Thursday, January 13, 2005

Goldberg v. Warner/Chappell Music (Cal. App. - January 7, 2005)

The California Rules of Professional Conduct establish the most idiosyncratic legal ethics rules in the nation. So I'm hardly going to complain when the California judiciary interprets those provisions in a manner that makes them more consistent with the prevailing regime outside of our Great State. Besides, it makes my job easier -- that way when I teach my Professional Responsibility class (which I've taught for the past decade) I'm required to spend less time explaining the myriad of differences between the Model Rules of Professional Conduct and the ethical rules that apply here.

So it is not like I'm going to complain bitterly that the California Court of Appeal interpreted Rule 3-310(E) here to essentially to mean the same thing as Model Rule 1.10(b), notwithstanding the fact that those two provisions -- as well as the cases that have been decided thereunder -- are fairly divergent. But I would appreciate it if Justice Curry would at least expressly recognize that what he's doing is a fair piece different than what's been done before.

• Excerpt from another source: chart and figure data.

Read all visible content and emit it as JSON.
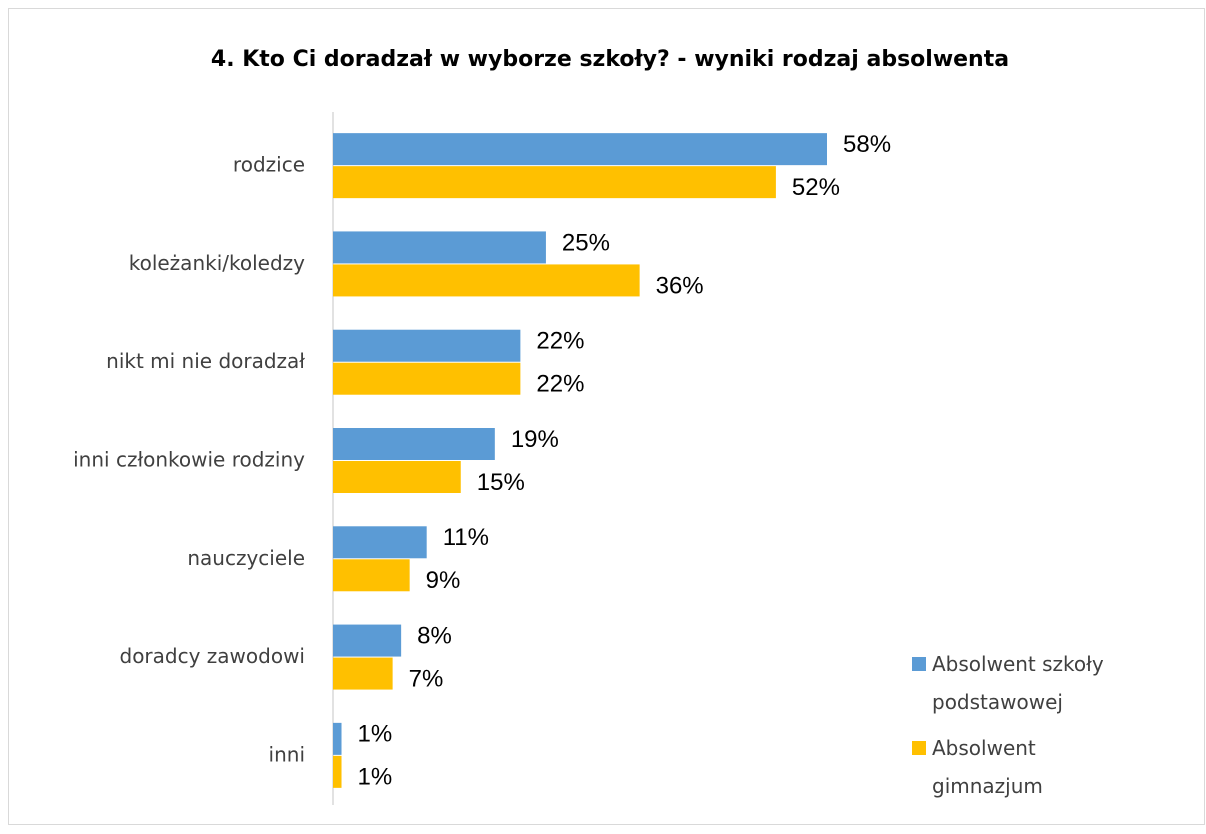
{
  "chart_data": {
    "type": "bar",
    "orientation": "horizontal",
    "title": "4. Kto Ci doradzał w wyborze szkoły? - wyniki rodzaj absolwenta",
    "categories": [
      "rodzice",
      "koleżanki/koledzy",
      "nikt mi nie doradzał",
      "inni członkowie rodziny",
      "nauczyciele",
      "doradcy zawodowi",
      "inni"
    ],
    "series": [
      {
        "name": "Absolwent szkoły podstawowej",
        "color": "#5b9bd5",
        "values": [
          58,
          25,
          22,
          19,
          11,
          8,
          1
        ],
        "value_labels": [
          "58%",
          "25%",
          "22%",
          "19%",
          "11%",
          "8%",
          "1%"
        ]
      },
      {
        "name": "Absolwent gimnazjum",
        "color": "#ffc000",
        "values": [
          52,
          36,
          22,
          15,
          9,
          7,
          1
        ],
        "value_labels": [
          "52%",
          "36%",
          "22%",
          "15%",
          "9%",
          "7%",
          "1%"
        ]
      }
    ],
    "legend": "right"
  }
}
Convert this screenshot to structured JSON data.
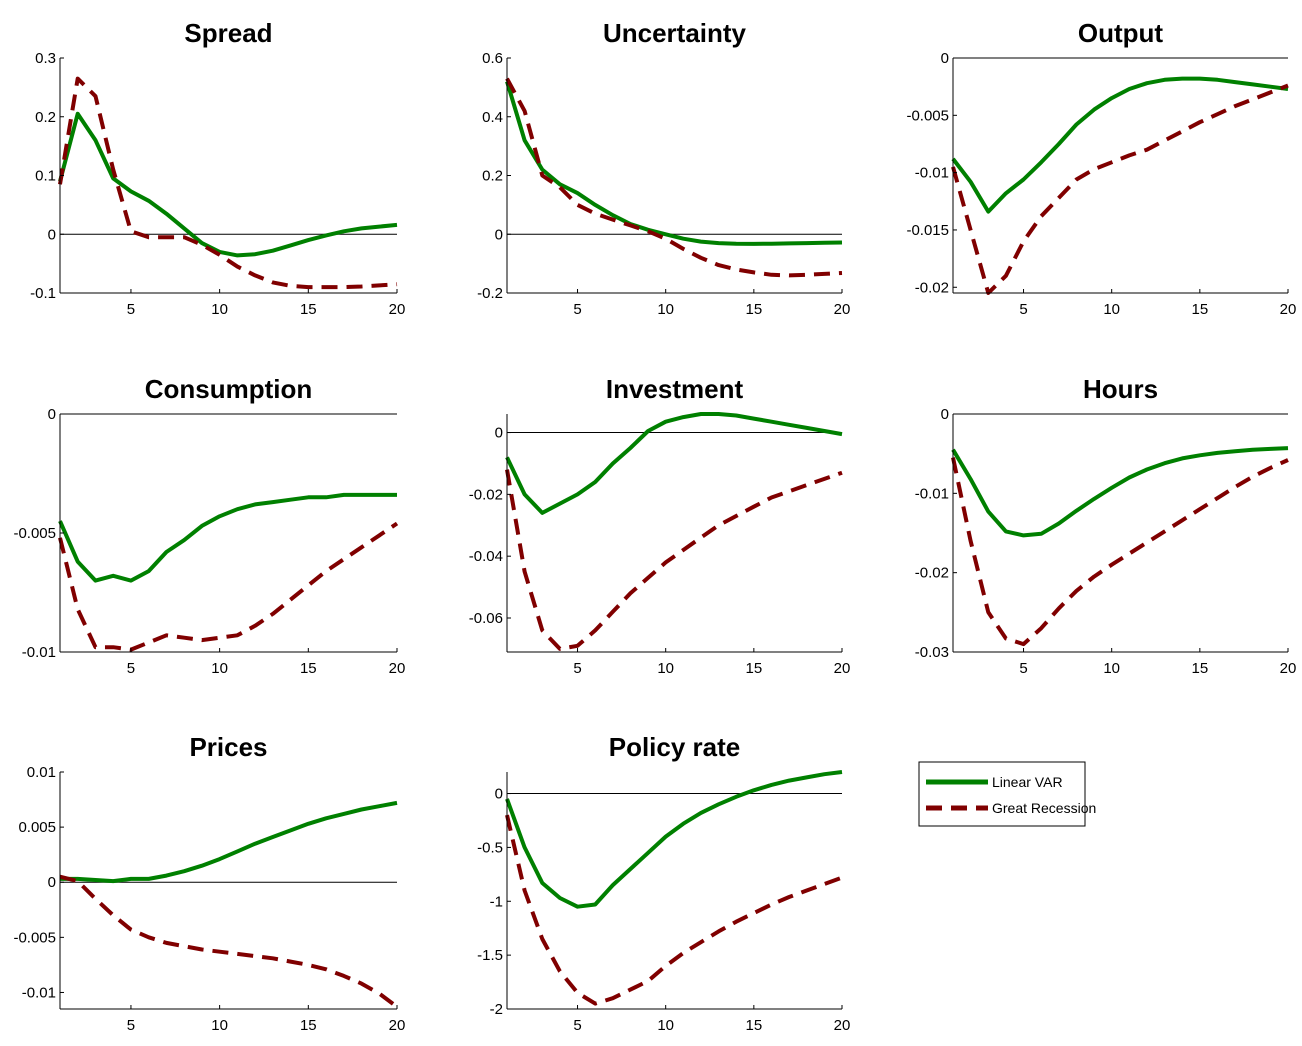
{
  "colors": {
    "linear": "#008000",
    "recession": "#800000",
    "axis": "#000000",
    "zero": "#000000"
  },
  "legend": {
    "labels": [
      "Linear VAR",
      "Great Recession"
    ],
    "placement": "right of Policy rate panel"
  },
  "chart_data": [
    {
      "type": "line",
      "title": "Spread",
      "x": [
        1,
        2,
        3,
        4,
        5,
        6,
        7,
        8,
        9,
        10,
        11,
        12,
        13,
        14,
        15,
        16,
        17,
        18,
        19,
        20
      ],
      "xlim": [
        1,
        20
      ],
      "ylim": [
        -0.1,
        0.3
      ],
      "xticks": [
        5,
        10,
        15,
        20
      ],
      "xtick_labels": [
        "5",
        "10",
        "15",
        "20"
      ],
      "yticks": [
        -0.1,
        0,
        0.1,
        0.2,
        0.3
      ],
      "ytick_labels": [
        "-0.1",
        "0",
        "0.1",
        "0.2",
        "0.3"
      ],
      "series": [
        {
          "name": "Linear VAR",
          "values": [
            0.09,
            0.205,
            0.16,
            0.095,
            0.073,
            0.057,
            0.035,
            0.01,
            -0.015,
            -0.03,
            -0.036,
            -0.034,
            -0.028,
            -0.019,
            -0.01,
            -0.002,
            0.005,
            0.01,
            0.013,
            0.016
          ]
        },
        {
          "name": "Great Recession",
          "values": [
            0.085,
            0.265,
            0.235,
            0.11,
            0.005,
            -0.005,
            -0.005,
            -0.005,
            -0.018,
            -0.035,
            -0.055,
            -0.07,
            -0.082,
            -0.088,
            -0.09,
            -0.09,
            -0.09,
            -0.089,
            -0.087,
            -0.085
          ]
        }
      ]
    },
    {
      "type": "line",
      "title": "Uncertainty",
      "x": [
        1,
        2,
        3,
        4,
        5,
        6,
        7,
        8,
        9,
        10,
        11,
        12,
        13,
        14,
        15,
        16,
        17,
        18,
        19,
        20
      ],
      "xlim": [
        1,
        20
      ],
      "ylim": [
        -0.2,
        0.6
      ],
      "xticks": [
        5,
        10,
        15,
        20
      ],
      "xtick_labels": [
        "5",
        "10",
        "15",
        "20"
      ],
      "yticks": [
        -0.2,
        0,
        0.2,
        0.4,
        0.6
      ],
      "ytick_labels": [
        "-0.2",
        "0",
        "0.2",
        "0.4",
        "0.6"
      ],
      "series": [
        {
          "name": "Linear VAR",
          "values": [
            0.52,
            0.32,
            0.22,
            0.17,
            0.14,
            0.1,
            0.065,
            0.035,
            0.015,
            0,
            -0.015,
            -0.025,
            -0.03,
            -0.032,
            -0.033,
            -0.032,
            -0.031,
            -0.03,
            -0.029,
            -0.028
          ]
        },
        {
          "name": "Great Recession",
          "values": [
            0.53,
            0.42,
            0.2,
            0.16,
            0.1,
            0.07,
            0.05,
            0.03,
            0.01,
            -0.015,
            -0.05,
            -0.08,
            -0.105,
            -0.12,
            -0.13,
            -0.138,
            -0.14,
            -0.138,
            -0.135,
            -0.132
          ]
        }
      ]
    },
    {
      "type": "line",
      "title": "Output",
      "x": [
        1,
        2,
        3,
        4,
        5,
        6,
        7,
        8,
        9,
        10,
        11,
        12,
        13,
        14,
        15,
        16,
        17,
        18,
        19,
        20
      ],
      "xlim": [
        1,
        20
      ],
      "ylim": [
        -0.0205,
        0
      ],
      "xticks": [
        5,
        10,
        15,
        20
      ],
      "xtick_labels": [
        "5",
        "10",
        "15",
        "20"
      ],
      "yticks": [
        -0.02,
        -0.015,
        -0.01,
        -0.005,
        0
      ],
      "ytick_labels": [
        "-0.02",
        "-0.015",
        "-0.01",
        "-0.005",
        "0"
      ],
      "series": [
        {
          "name": "Linear VAR",
          "values": [
            -0.0088,
            -0.0108,
            -0.0134,
            -0.0118,
            -0.0106,
            -0.0091,
            -0.0075,
            -0.0058,
            -0.0045,
            -0.0035,
            -0.0027,
            -0.0022,
            -0.0019,
            -0.0018,
            -0.0018,
            -0.0019,
            -0.0021,
            -0.0023,
            -0.0025,
            -0.0027
          ]
        },
        {
          "name": "Great Recession",
          "values": [
            -0.0095,
            -0.015,
            -0.0205,
            -0.019,
            -0.016,
            -0.0138,
            -0.0122,
            -0.0106,
            -0.0097,
            -0.0091,
            -0.0085,
            -0.008,
            -0.0072,
            -0.0064,
            -0.0056,
            -0.0049,
            -0.0042,
            -0.0036,
            -0.003,
            -0.0024
          ]
        }
      ]
    },
    {
      "type": "line",
      "title": "Consumption",
      "x": [
        1,
        2,
        3,
        4,
        5,
        6,
        7,
        8,
        9,
        10,
        11,
        12,
        13,
        14,
        15,
        16,
        17,
        18,
        19,
        20
      ],
      "xlim": [
        1,
        20
      ],
      "ylim": [
        -0.01,
        0
      ],
      "xticks": [
        5,
        10,
        15,
        20
      ],
      "xtick_labels": [
        "5",
        "10",
        "15",
        "20"
      ],
      "yticks": [
        -0.01,
        -0.005,
        0
      ],
      "ytick_labels": [
        "-0.01",
        "-0.005",
        "0"
      ],
      "series": [
        {
          "name": "Linear VAR",
          "values": [
            -0.0045,
            -0.0062,
            -0.007,
            -0.0068,
            -0.007,
            -0.0066,
            -0.0058,
            -0.0053,
            -0.0047,
            -0.0043,
            -0.004,
            -0.0038,
            -0.0037,
            -0.0036,
            -0.0035,
            -0.0035,
            -0.0034,
            -0.0034,
            -0.0034,
            -0.0034
          ]
        },
        {
          "name": "Great Recession",
          "values": [
            -0.0052,
            -0.0082,
            -0.0098,
            -0.0098,
            -0.0099,
            -0.0096,
            -0.0093,
            -0.0094,
            -0.0095,
            -0.0094,
            -0.0093,
            -0.0089,
            -0.0084,
            -0.0078,
            -0.0072,
            -0.0066,
            -0.0061,
            -0.0056,
            -0.0051,
            -0.0046
          ]
        }
      ]
    },
    {
      "type": "line",
      "title": "Investment",
      "x": [
        1,
        2,
        3,
        4,
        5,
        6,
        7,
        8,
        9,
        10,
        11,
        12,
        13,
        14,
        15,
        16,
        17,
        18,
        19,
        20
      ],
      "xlim": [
        1,
        20
      ],
      "ylim": [
        -0.071,
        0.006
      ],
      "xticks": [
        5,
        10,
        15,
        20
      ],
      "xtick_labels": [
        "5",
        "10",
        "15",
        "20"
      ],
      "yticks": [
        -0.06,
        -0.04,
        -0.02,
        0
      ],
      "ytick_labels": [
        "-0.06",
        "-0.04",
        "-0.02",
        "0"
      ],
      "series": [
        {
          "name": "Linear VAR",
          "values": [
            -0.008,
            -0.02,
            -0.026,
            -0.023,
            -0.02,
            -0.016,
            -0.01,
            -0.005,
            0.0005,
            0.0035,
            0.005,
            0.006,
            0.006,
            0.0055,
            0.0045,
            0.0035,
            0.0025,
            0.0015,
            0.0005,
            -0.0005
          ]
        },
        {
          "name": "Great Recession",
          "values": [
            -0.012,
            -0.045,
            -0.064,
            -0.07,
            -0.069,
            -0.064,
            -0.058,
            -0.052,
            -0.047,
            -0.042,
            -0.038,
            -0.034,
            -0.03,
            -0.027,
            -0.024,
            -0.021,
            -0.019,
            -0.017,
            -0.015,
            -0.013
          ]
        }
      ]
    },
    {
      "type": "line",
      "title": "Hours",
      "x": [
        1,
        2,
        3,
        4,
        5,
        6,
        7,
        8,
        9,
        10,
        11,
        12,
        13,
        14,
        15,
        16,
        17,
        18,
        19,
        20
      ],
      "xlim": [
        1,
        20
      ],
      "ylim": [
        -0.03,
        0
      ],
      "xticks": [
        5,
        10,
        15,
        20
      ],
      "xtick_labels": [
        "5",
        "10",
        "15",
        "20"
      ],
      "yticks": [
        -0.03,
        -0.02,
        -0.01,
        0
      ],
      "ytick_labels": [
        "-0.03",
        "-0.02",
        "-0.01",
        "0"
      ],
      "series": [
        {
          "name": "Linear VAR",
          "values": [
            -0.0045,
            -0.0082,
            -0.0123,
            -0.0148,
            -0.0153,
            -0.0151,
            -0.0138,
            -0.0122,
            -0.0107,
            -0.0093,
            -0.008,
            -0.007,
            -0.0062,
            -0.0056,
            -0.0052,
            -0.0049,
            -0.0047,
            -0.0045,
            -0.0044,
            -0.0043
          ]
        },
        {
          "name": "Great Recession",
          "values": [
            -0.0055,
            -0.016,
            -0.025,
            -0.0283,
            -0.029,
            -0.027,
            -0.0245,
            -0.0223,
            -0.0205,
            -0.019,
            -0.0176,
            -0.0162,
            -0.0148,
            -0.0134,
            -0.012,
            -0.0106,
            -0.0092,
            -0.0079,
            -0.0068,
            -0.0058
          ]
        }
      ]
    },
    {
      "type": "line",
      "title": "Prices",
      "x": [
        1,
        2,
        3,
        4,
        5,
        6,
        7,
        8,
        9,
        10,
        11,
        12,
        13,
        14,
        15,
        16,
        17,
        18,
        19,
        20
      ],
      "xlim": [
        1,
        20
      ],
      "ylim": [
        -0.0115,
        0.01
      ],
      "xticks": [
        5,
        10,
        15,
        20
      ],
      "xtick_labels": [
        "5",
        "10",
        "15",
        "20"
      ],
      "yticks": [
        -0.01,
        -0.005,
        0,
        0.005,
        0.01
      ],
      "ytick_labels": [
        "-0.01",
        "-0.005",
        "0",
        "0.005",
        "0.01"
      ],
      "series": [
        {
          "name": "Linear VAR",
          "values": [
            0.0003,
            0.0003,
            0.0002,
            0.0001,
            0.0003,
            0.0003,
            0.0006,
            0.001,
            0.0015,
            0.0021,
            0.0028,
            0.0035,
            0.0041,
            0.0047,
            0.0053,
            0.0058,
            0.0062,
            0.0066,
            0.0069,
            0.0072
          ]
        },
        {
          "name": "Great Recession",
          "values": [
            0.0005,
            0.0001,
            -0.0015,
            -0.003,
            -0.0043,
            -0.005,
            -0.0055,
            -0.0058,
            -0.0061,
            -0.0063,
            -0.0065,
            -0.0067,
            -0.0069,
            -0.0072,
            -0.0075,
            -0.0079,
            -0.0085,
            -0.0092,
            -0.0101,
            -0.0113
          ]
        }
      ]
    },
    {
      "type": "line",
      "title": "Policy rate",
      "x": [
        1,
        2,
        3,
        4,
        5,
        6,
        7,
        8,
        9,
        10,
        11,
        12,
        13,
        14,
        15,
        16,
        17,
        18,
        19,
        20
      ],
      "xlim": [
        1,
        20
      ],
      "ylim": [
        -2,
        0.2
      ],
      "xticks": [
        5,
        10,
        15,
        20
      ],
      "xtick_labels": [
        "5",
        "10",
        "15",
        "20"
      ],
      "yticks": [
        -2,
        -1.5,
        -1,
        -0.5,
        0
      ],
      "ytick_labels": [
        "-2",
        "-1.5",
        "-1",
        "-0.5",
        "0"
      ],
      "series": [
        {
          "name": "Linear VAR",
          "values": [
            -0.05,
            -0.5,
            -0.83,
            -0.97,
            -1.05,
            -1.03,
            -0.85,
            -0.7,
            -0.55,
            -0.4,
            -0.28,
            -0.18,
            -0.1,
            -0.03,
            0.03,
            0.08,
            0.12,
            0.15,
            0.18,
            0.2
          ]
        },
        {
          "name": "Great Recession",
          "values": [
            -0.2,
            -0.9,
            -1.35,
            -1.65,
            -1.85,
            -1.95,
            -1.9,
            -1.82,
            -1.74,
            -1.6,
            -1.48,
            -1.38,
            -1.28,
            -1.19,
            -1.11,
            -1.03,
            -0.96,
            -0.9,
            -0.84,
            -0.78
          ]
        }
      ]
    }
  ]
}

He holds in this case -- entirely plausibly -- that Mitchell Silberberg & Kupp isn't disqualified from representing defendant even though a former attorney at MS&K had an attorney-client relationship (albeit a very informal one) with the plaintiff, holding that disqualification isn't required because the relevant partner had left MS&K years ago and no one remaining at the firm knew anything about the prior representation. It's reasonable, and consistent with Rule 1.10(b), to adopt such an approach. Fair enough.

But two things. First, don't try to make it look like you're not doing anything fairly new. There's a fair bit of difference between this case and Adams v. Aerojet, in which the Court of Appeals held that disqualification might not be imputed to the departing lawyer based upon the activities of others at his former firm. We are now talking about eliminating the disqualification of the law firm; i.e., the entity that actually had the prior attorney-client relationship with -- and is now directly opposing -- the plaintiff. That's different.

Second, don't justify the rule based upon the view of attorneys as "free agents" who need mobility to freely move from firm to firm. That's a justification for cases like Adams, which narrowed the imputed disqualification of the departing attorney, but not a reason for limiting diqualification of the law firm itself. Indeed, if anything, the rule articulated by Justice Curry may actually give an incentive for law firms to fire particular attorneys if doing so will thereby terminate a conflict and permit them to take on a particular client. (This is analogous to the "Drop The Client Like a Hot Potato" problem we discuss in my class about the potential ability of law firms to avoid disqualification by firing a client and thereby turning a concurrent conflict into a much more limited successive conflict.)

So for those of us interested in legal ethics, it's an interesting case. Justice Curry may well reach the correct result, but perhaps could have done so a little bit more carefully, a bit more forthrightly, and with a bit more precise recognition of the proper basis for his approach.

P.S. -- For those less interested in legal ethics and more interested in salacious gossip, the plaintiff in this case -- Ilene Goldberg -- is herself a California attorney, and asserts lots of dirt in her Complaint. So the case (and especially her brief) offers a little something for everyone.